The river of news swept into Newtown on June 23, when residents gathered in the gymnasium of Edmond Town Hall to hear speakers address a policy challenged by Americans on both sides of the political stream. Despite an executive order on June 20 to end the separation of children from families at the border, it was apparent that the trauma inflicted on young children and confusion as to when and how families would be reunited remained serious issues going forward.
We can feel isolated from national events in our community. We separate ourselves from the horrors our fellow humans undergo all over the world, every day. We bend to the widely spread description of Newtown as a sleepy, bucolic New England community. It requires some nudging to accept that while we may be downstream from other tragedies, we feel the pull of the current, somehow, some way.
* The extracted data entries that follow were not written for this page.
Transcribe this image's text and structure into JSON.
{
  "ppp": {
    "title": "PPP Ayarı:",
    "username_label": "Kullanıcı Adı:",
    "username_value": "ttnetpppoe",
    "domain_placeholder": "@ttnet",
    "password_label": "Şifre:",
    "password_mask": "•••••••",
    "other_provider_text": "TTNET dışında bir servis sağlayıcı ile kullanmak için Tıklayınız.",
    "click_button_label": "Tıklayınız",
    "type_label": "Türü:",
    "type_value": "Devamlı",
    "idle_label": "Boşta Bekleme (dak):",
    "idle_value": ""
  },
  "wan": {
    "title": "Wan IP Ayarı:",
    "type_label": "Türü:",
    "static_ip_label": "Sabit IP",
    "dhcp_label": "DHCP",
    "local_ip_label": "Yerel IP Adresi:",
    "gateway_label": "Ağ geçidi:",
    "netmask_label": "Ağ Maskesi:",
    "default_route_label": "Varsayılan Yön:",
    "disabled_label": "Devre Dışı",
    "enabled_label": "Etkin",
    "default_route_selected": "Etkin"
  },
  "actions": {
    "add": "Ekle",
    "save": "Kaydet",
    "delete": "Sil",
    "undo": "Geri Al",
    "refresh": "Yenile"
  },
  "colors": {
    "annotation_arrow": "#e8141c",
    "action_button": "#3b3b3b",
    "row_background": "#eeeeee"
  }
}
We have only to recall how the world reached out to us in our time of need to realize that Newtown, in Fairfield County, in the state of Connecticut, in the United States of America, in North America is connected globally. We have a responsibility to our fellow humans.
Local grassroots organizations in town have pointed out what they see as needing remediation: gun safety, school safety, social and emotional learning, environmental and climate concerns. They are world issues, and we now recognize that these, and the struggles of a fair immigration policy, are our issues as well.
What do we do? We add our voices to the voices of those committed to finding reasonable answers to difficult questions. We do so with decorum and respect for other opinions. When we perceive wrongs, we find ways to work together to resolve them so that our fellow residents, Americans, world citizens are accommodated in a manner that reflects the values that have made our nation great for more than 200 years.
That hundreds cared to attend the June 23 rally at Edmond Town Hall tells us that addressing world problems starts on the local level. Finding the answers to complex issues, to moral issues, will demand cooperation, but not complacency.
The immigration issue is a swirl of muddy waters. It is clear, though, that there remains work to be done to find solutions so that families are not torn apart, so that no more children suffer from parental separation, and to show that family values important in our lives are equally important in every life.
In Newtown, we choose love. We can continue to lead the way so that this motto, from our small town, resonates worldwide.